Digitalization changes the form of money, not its essence. Whether euro, dollar, or a central bank digital currency, the fundamental dynamic remains: money is a claim on scarcity whose value depends on trust and productivity.

What changes is speed and transparency. Digital systems make it possible to track money flows in real time, reduce transaction costs, and broaden access to financial services. They do not, however, alter the fundamental equation: the quantity of claims must bear a meaningful relationship to the quantity of real goods.

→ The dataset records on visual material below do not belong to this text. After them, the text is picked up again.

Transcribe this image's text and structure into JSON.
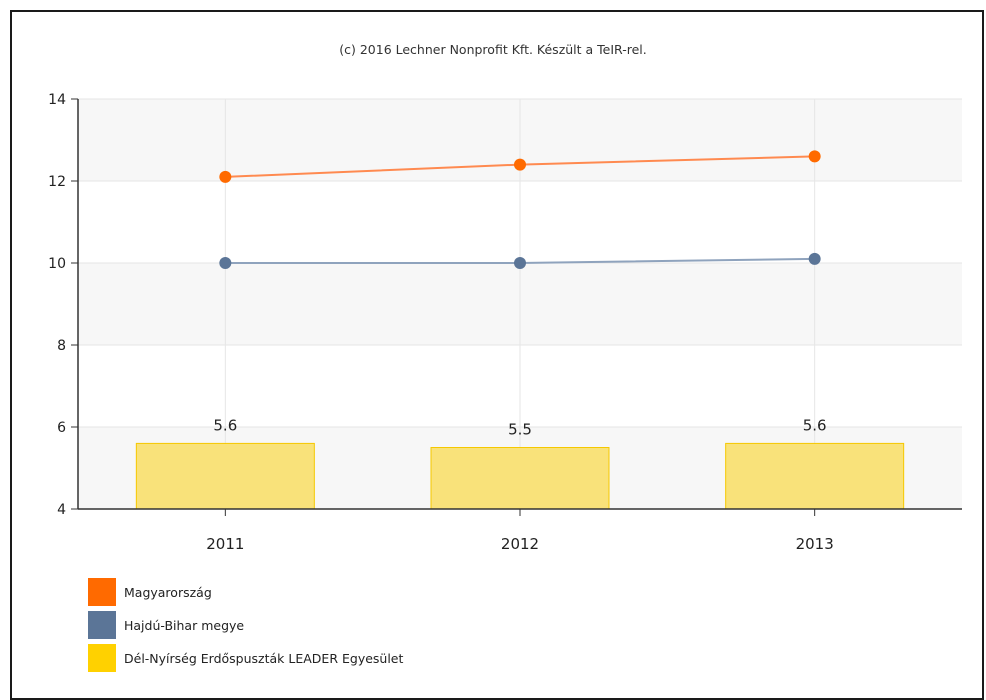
{
  "chart_data": {
    "type": "bar",
    "credit": "(c) 2016 Lechner Nonprofit Kft. Készült a TeIR-rel.",
    "categories": [
      "2011",
      "2012",
      "2013"
    ],
    "ylim": [
      4,
      14
    ],
    "yticks": [
      "4",
      "6",
      "8",
      "10",
      "12",
      "14"
    ],
    "grid": true,
    "legend_position": "bottom-left",
    "series": [
      {
        "name": "Magyarország",
        "type": "line",
        "color": "#ff6a00",
        "line_color": "#ff8a50",
        "values": [
          12.1,
          12.4,
          12.6
        ]
      },
      {
        "name": "Hajdú-Bihar megye",
        "type": "line",
        "color": "#5b7597",
        "line_color": "#8fa3bd",
        "values": [
          10.0,
          10.0,
          10.1
        ]
      },
      {
        "name": "Dél-Nyírség Erdőspuszták LEADER Egyesület",
        "type": "bar",
        "color": "#f9e27a",
        "border_color": "#f5c800",
        "legend_color": "#ffd100",
        "values": [
          5.6,
          5.5,
          5.6
        ],
        "data_labels": [
          "5.6",
          "5.5",
          "5.6"
        ]
      }
    ]
  }
}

For investors, the central task remains unchanged: convert claims on scarcity into assets that create real value over time — companies that make products people need, systems that increase efficiency, technologies that solve genuine problems.

FAQ

What does "money as a claim on scarcity" mean in concrete terms? It means that money has no intrinsic value but derives its worth from the ability to be exchanged for scarce goods and services. Money is a socially recognized claim on limited resources. The more money in the system, the smaller this claim per unit — which we experience as inflation.

Why is this perspective relevant for investors? Because it clarifies that money in a bank account is not "safe" but loses purchasing power every year. Investing is the attempt to preserve one's claim on scarcity by converting money into productive assets — businesses that produce real goods and whose value increases over time.

How does the Cantillon Effect relate to this theory? The Cantillon Effect describes that new money creation does not affect all market participants equally. Those who first access the new money can still buy at old prices, while prices for everyone else have already risen. This demonstrates that the dilution of claims on scarcity is distributed unequally.